One of the most common misconceptions concerning bankruptcy fraud is that a amending a petition or schedule to supply missing (or to correct inaccurate) information in an original filing protects the debtor from a bankruptcy fraud charge. In the classic context, suppose a debtor omits an asset from the schedules. A trustee's examination during a meeting of creditors uncovers the asset and the debtor is instructed to amend the appropriate schedule. The schedule is in fact then duly amended, filed and noticed. Does the amendment - and hence the disclosure - mean the debtor could not properly be charged with a concealment or false statement? The answer is no. While amendments are liberally allowed (see Fed.R.Bank.P. 1009(a)), subsequent remedial measures do not shield a debtor from criminal prosecution (or conviction), although the corrective action may be admissible in a criminal case to show a lack of fraudulent intent.
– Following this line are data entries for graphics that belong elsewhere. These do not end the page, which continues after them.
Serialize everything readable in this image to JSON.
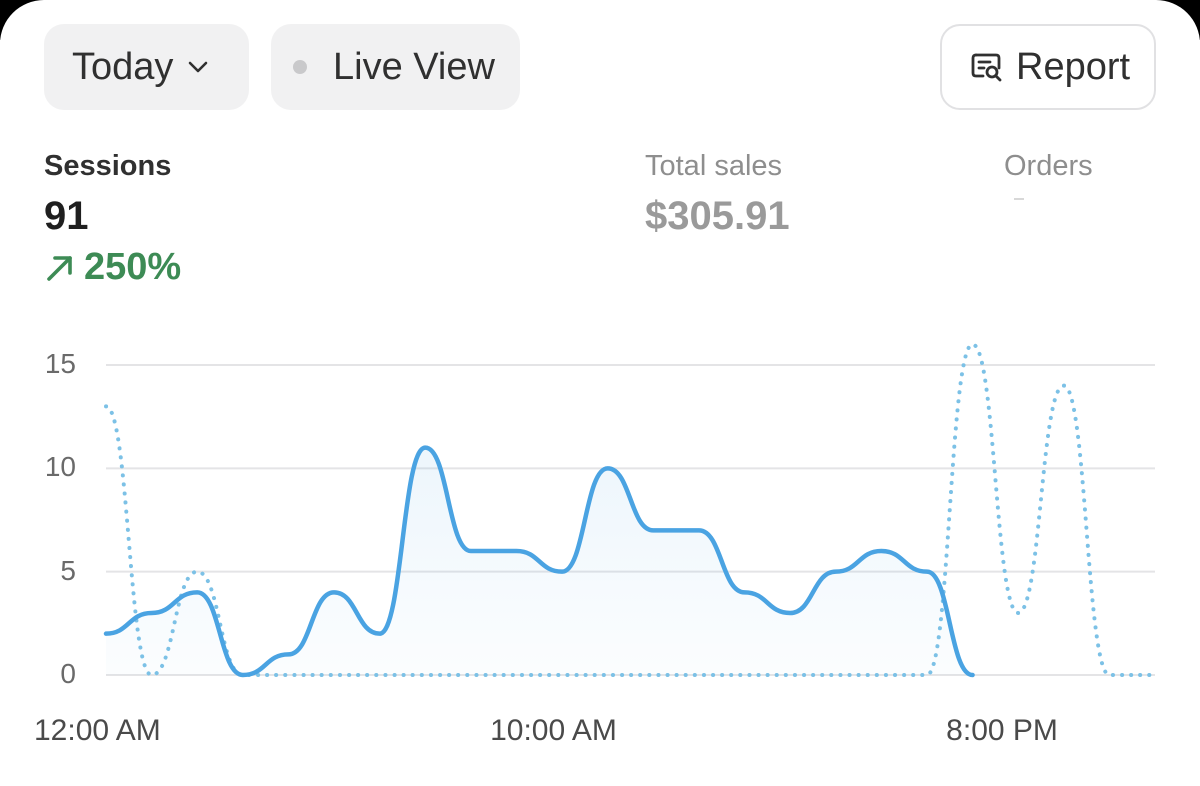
{
  "toolbar": {
    "date_label": "Today",
    "live_label": "Live View",
    "report_label": "Report"
  },
  "metrics": {
    "sessions": {
      "label": "Sessions",
      "value": "91",
      "change": "250%"
    },
    "total_sales": {
      "label": "Total sales",
      "value": "$305.91"
    },
    "orders": {
      "label": "Orders"
    }
  },
  "colors": {
    "series": "#4aa3e2",
    "comparison": "#7cc1e6",
    "positive": "#3d8b55"
  },
  "icons": {
    "date_dropdown": "chevron-down-icon",
    "live_status": "live-dot-icon",
    "report": "report-search-icon",
    "change": "arrow-up-right-icon"
  },
  "chart_data": {
    "type": "line",
    "ylim": [
      0,
      15
    ],
    "yticks": [
      "0",
      "5",
      "10",
      "15"
    ],
    "xtick_labels": [
      "12:00 AM",
      "10:00 AM",
      "8:00 PM"
    ],
    "x": [
      "12:00 AM",
      "1:00 AM",
      "2:00 AM",
      "3:00 AM",
      "4:00 AM",
      "5:00 AM",
      "6:00 AM",
      "7:00 AM",
      "8:00 AM",
      "9:00 AM",
      "10:00 AM",
      "11:00 AM",
      "12:00 PM",
      "1:00 PM",
      "2:00 PM",
      "3:00 PM",
      "4:00 PM",
      "5:00 PM",
      "6:00 PM",
      "7:00 PM",
      "8:00 PM",
      "9:00 PM",
      "10:00 PM",
      "11:00 PM"
    ],
    "grid": true,
    "series": [
      {
        "values": [
          2,
          3,
          4,
          0,
          1,
          4,
          2,
          11,
          6,
          6,
          5,
          10,
          7,
          7,
          4,
          3,
          5,
          6,
          5,
          0,
          null,
          null,
          null,
          null
        ]
      },
      {
        "values": [
          13,
          0,
          5,
          0,
          0,
          0,
          0,
          0,
          0,
          0,
          0,
          0,
          0,
          0,
          0,
          0,
          0,
          0,
          0,
          16,
          3,
          14,
          0,
          0
        ]
      }
    ]
  }
}
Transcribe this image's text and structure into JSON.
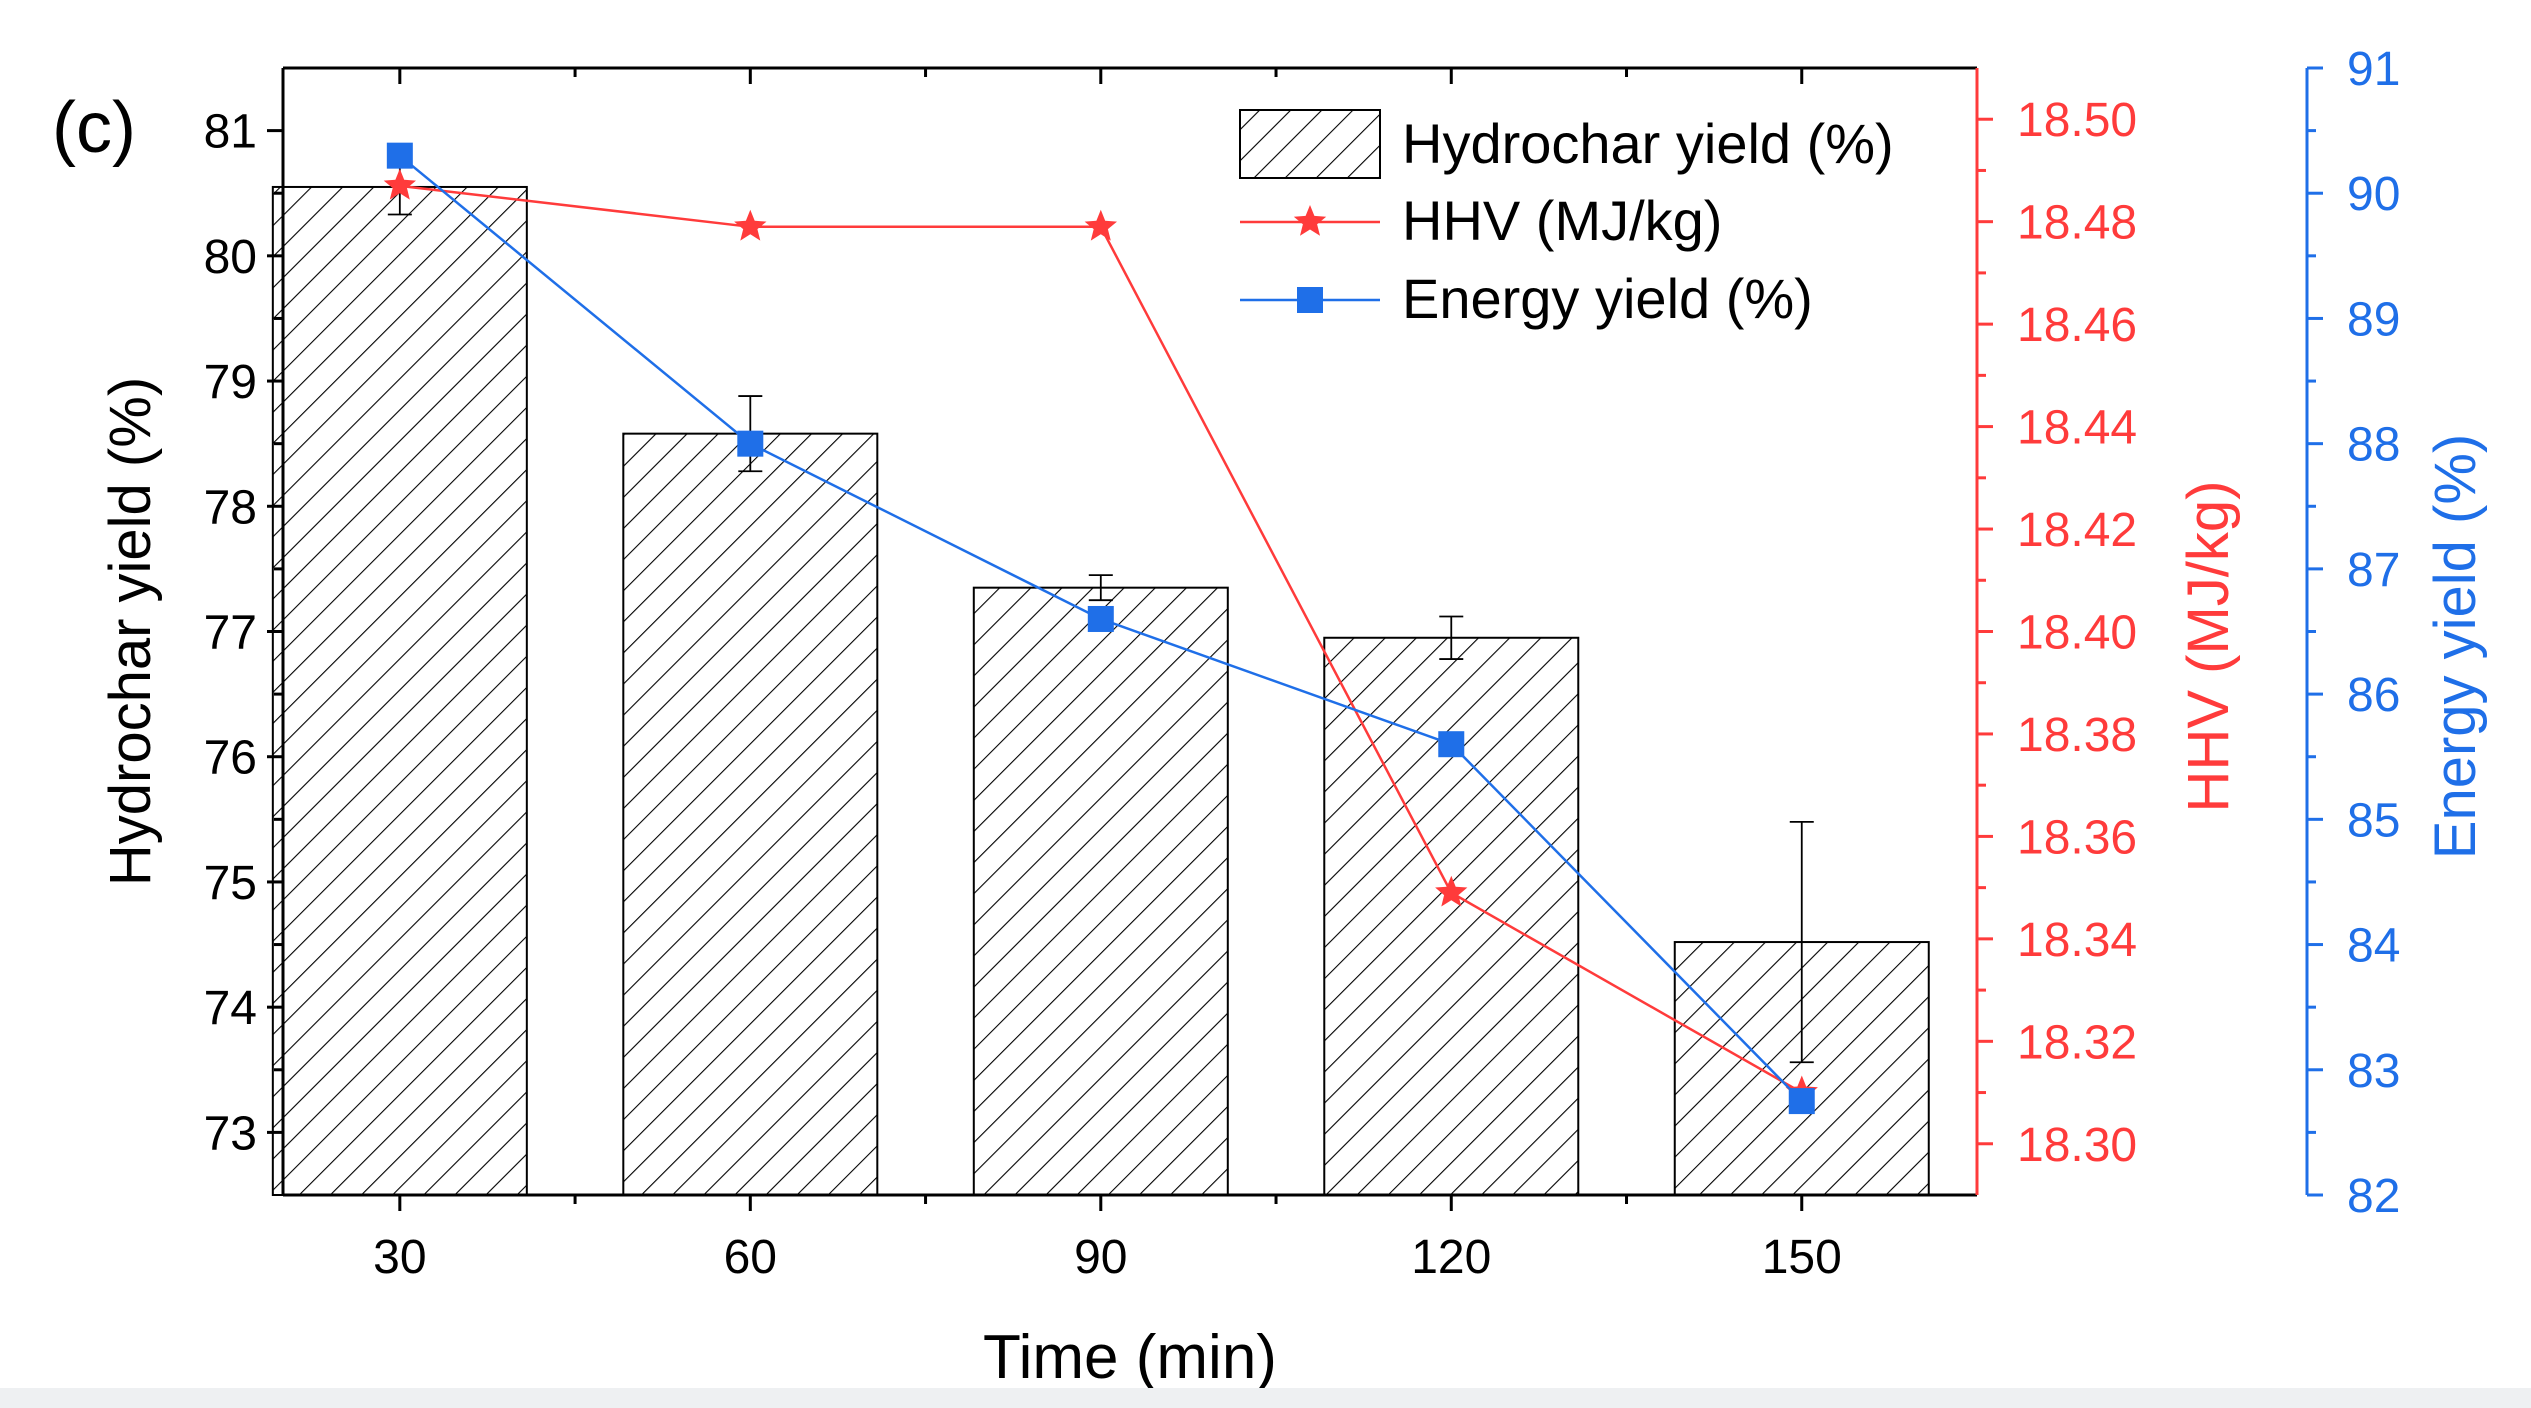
{
  "chart_data": {
    "type": "bar-line-combo",
    "panel_label": "(c)",
    "categories": [
      "30",
      "60",
      "90",
      "120",
      "150"
    ],
    "x": [
      30,
      60,
      90,
      120,
      150
    ],
    "xlabel": "Time (min)",
    "axes": {
      "left": {
        "label": "Hydrochar yield (%)",
        "ylim": [
          72.5,
          81.5
        ],
        "ticks": [
          73,
          74,
          75,
          76,
          77,
          78,
          79,
          80,
          81
        ],
        "color": "#000000"
      },
      "right1": {
        "label": "HHV (MJ/kg)",
        "ylim": [
          18.29,
          18.51
        ],
        "ticks": [
          "18.30",
          "18.32",
          "18.34",
          "18.36",
          "18.38",
          "18.40",
          "18.42",
          "18.44",
          "18.46",
          "18.48",
          "18.50"
        ],
        "color": "#ff3b3b"
      },
      "right2": {
        "label": "Energy yield (%)",
        "ylim": [
          82,
          91
        ],
        "ticks": [
          82,
          83,
          84,
          85,
          86,
          87,
          88,
          89,
          90,
          91
        ],
        "color": "#1f6fe8"
      }
    },
    "series": [
      {
        "name": "Hydrochar yield (%)",
        "type": "bar",
        "axis": "left",
        "pattern": "hatched",
        "values": [
          80.55,
          78.58,
          77.35,
          76.95,
          74.52
        ],
        "errors": [
          0.22,
          0.3,
          0.1,
          0.17,
          0.96
        ]
      },
      {
        "name": "HHV (MJ/kg)",
        "type": "line",
        "axis": "right1",
        "marker": "star",
        "color": "#ff3b3b",
        "values": [
          18.487,
          18.479,
          18.479,
          18.349,
          18.31
        ]
      },
      {
        "name": "Energy yield (%)",
        "type": "line",
        "axis": "right2",
        "marker": "square",
        "color": "#1f6fe8",
        "values": [
          90.3,
          88.0,
          86.6,
          85.6,
          82.75
        ]
      }
    ],
    "legend": {
      "position": "top-right",
      "entries": [
        "Hydrochar yield (%)",
        "HHV (MJ/kg)",
        "Energy yield (%)"
      ]
    }
  }
}
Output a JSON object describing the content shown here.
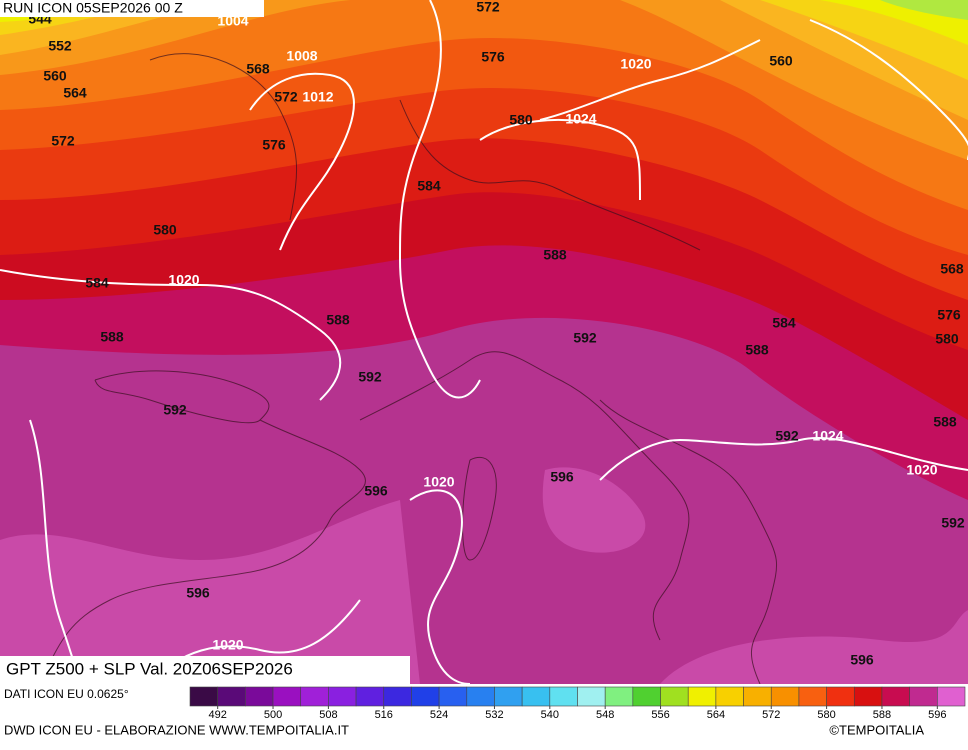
{
  "header": {
    "run": "RUN ICON 05SEP2026 00 Z"
  },
  "map": {
    "z500_labels": [
      544,
      552,
      560,
      564,
      572,
      568,
      572,
      576,
      572,
      576,
      560,
      580,
      584,
      580,
      584,
      588,
      568,
      576,
      580,
      584,
      588,
      588,
      592,
      588,
      592,
      592,
      592,
      588,
      596,
      596,
      592,
      596,
      596
    ],
    "slp_labels": [
      1004,
      1008,
      1012,
      1020,
      1024,
      1020,
      1024,
      1020,
      1020,
      1020
    ]
  },
  "colorbar": {
    "range": [
      488,
      600
    ],
    "ticks": [
      492,
      500,
      508,
      516,
      524,
      532,
      540,
      548,
      556,
      564,
      572,
      580,
      588,
      596
    ],
    "colors": [
      "#3a0a46",
      "#5a0a78",
      "#7a0a9a",
      "#9a10c0",
      "#a020d8",
      "#8a20e0",
      "#6020e0",
      "#3c28e0",
      "#2040e8",
      "#2860f0",
      "#2880f0",
      "#30a0f0",
      "#38c0f0",
      "#60e0f0",
      "#a0f0f0",
      "#80f080",
      "#50d030",
      "#a0e020",
      "#f0f000",
      "#f8d000",
      "#f8b000",
      "#f89000",
      "#f86010",
      "#f03010",
      "#d81010",
      "#c80c50",
      "#c02a90",
      "#e060d0"
    ]
  },
  "footer": {
    "title": "GPT Z500 + SLP Val. 20Z06SEP2026",
    "source": "DATI ICON EU 0.0625°",
    "credit": "DWD ICON EU - ELABORAZIONE WWW.TEMPOITALIA.IT",
    "copyright": "©TEMPOITALIA"
  }
}
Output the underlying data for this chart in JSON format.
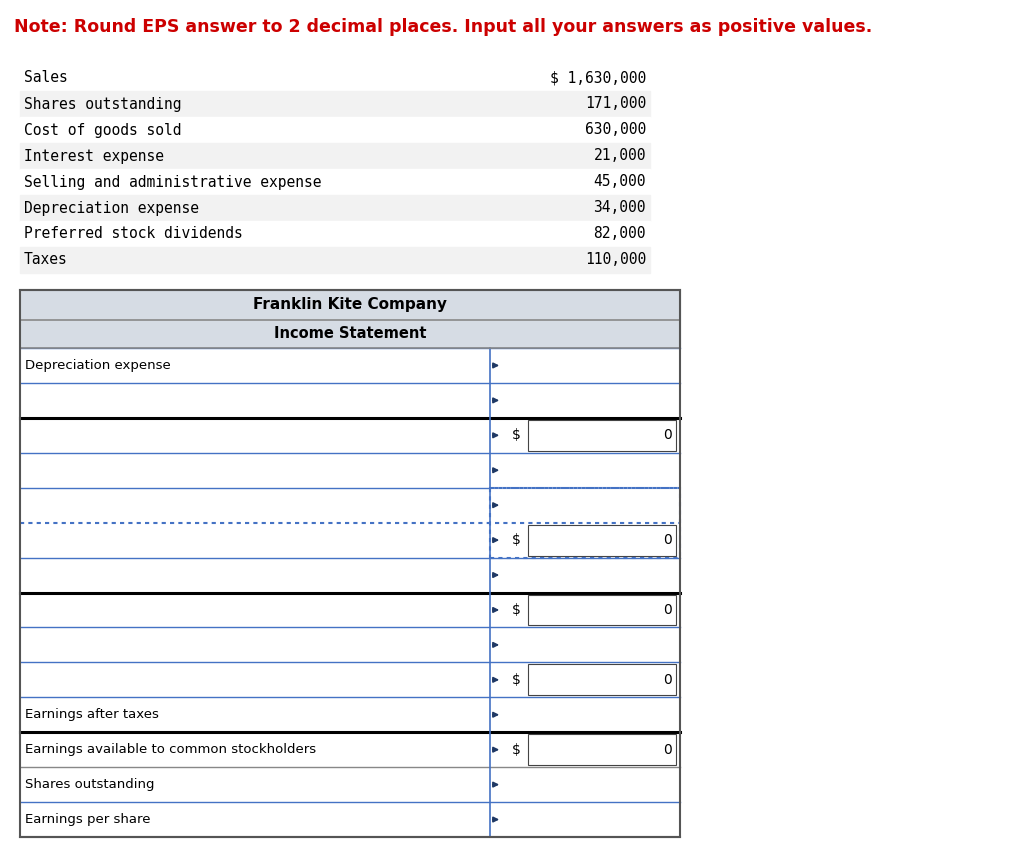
{
  "note_text": "Note: Round EPS answer to 2 decimal places. Input all your answers as positive values.",
  "note_color": "#cc0000",
  "note_fontsize": 12.5,
  "given_data": [
    [
      "Sales",
      "$ 1,630,000"
    ],
    [
      "Shares outstanding",
      "171,000"
    ],
    [
      "Cost of goods sold",
      "630,000"
    ],
    [
      "Interest expense",
      "21,000"
    ],
    [
      "Selling and administrative expense",
      "45,000"
    ],
    [
      "Depreciation expense",
      "34,000"
    ],
    [
      "Preferred stock dividends",
      "82,000"
    ],
    [
      "Taxes",
      "110,000"
    ]
  ],
  "table_title1": "Franklin Kite Company",
  "table_title2": "Income Statement",
  "table_header_bg": "#d6dce4",
  "header_border": "#888888",
  "blue_line": "#4472c4",
  "black_line": "#000000",
  "dotted_color": "#4472c4",
  "arrow_color": "#1f3864",
  "bg_color": "#ffffff",
  "rows": [
    {
      "label": "Depreciation expense",
      "dollar": false,
      "border_top": "blue_solid"
    },
    {
      "label": "",
      "dollar": false,
      "border_top": "blue_solid"
    },
    {
      "label": "",
      "dollar": true,
      "border_top": "black_double"
    },
    {
      "label": "",
      "dollar": false,
      "border_top": "blue_solid"
    },
    {
      "label": "",
      "dollar": false,
      "border_top": "blue_dotted_right"
    },
    {
      "label": "",
      "dollar": true,
      "border_top": "blue_dotted_full"
    },
    {
      "label": "",
      "dollar": false,
      "border_top": "blue_solid"
    },
    {
      "label": "",
      "dollar": true,
      "border_top": "black_double"
    },
    {
      "label": "",
      "dollar": false,
      "border_top": "blue_solid"
    },
    {
      "label": "",
      "dollar": true,
      "border_top": "blue_solid"
    },
    {
      "label": "Earnings after taxes",
      "dollar": false,
      "border_top": "blue_solid"
    },
    {
      "label": "Earnings available to common stockholders",
      "dollar": true,
      "border_top": "black_double"
    },
    {
      "label": "Shares outstanding",
      "dollar": false,
      "border_top": "gray_solid"
    },
    {
      "label": "Earnings per share",
      "dollar": false,
      "border_top": "blue_solid"
    }
  ]
}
Applying this well established rule, the Tenth Circuit recently rejected a debtor's argument that amending his schedules to correct a false social security number (SSN) operated as a defense to a false declaration charge (18 U.S.C. 152(3)). In United States v. Beach, Nos. 05-3362 - 063053 (10th Cir. Apr. 9, 2007) (unpublished) (available here), a debtor filed a pro se chapter 7 bankruptcy petition in which his SSN was reversed, except for one number. The clerk eventually noticed the inaccuracy and alerted the debtor to the deficiency. Within a week of the original filing the debtor filed an amended petition with his correct SSN. Before discovering the deficiency, however, the clerk published a Notice of Commencement of Case containing the incorrect SSN. Following his conviction for making a false declaration, the debtor appealed, raising the amendment, among other issues, as a challenge to his conviction. The circuit court properly rejected the argument finding significant that the "damage" was already done by the time of the amendment because the clerk had issued the Notice with the incorrect SSN (slip op. at 10 n.4).
While the result is correct, the rationale is not. The crime was complete the moment the debtor filed the original schedule containing the false declaration with fraudulent intent. The "harm" caused to creditors or the public in receiving an incorrect Notice is irrelevant to the issue of liability. In other words, the debtor would properly have been convicted even had he amended the petition in time for the original Notice to be published and had no creditor ever been deceived.
A final note. Interestingly in this case, the clerk noticed the error and called it to the debtor's attention before the amendment, making the case even weaker for an "amendment defense." As a practical and legal matter, a debtor must have corrected the original inaccuracy before it was discovered to have any realistic chance of demonstrating that the corrective measure shows a lack of fraudulent intent.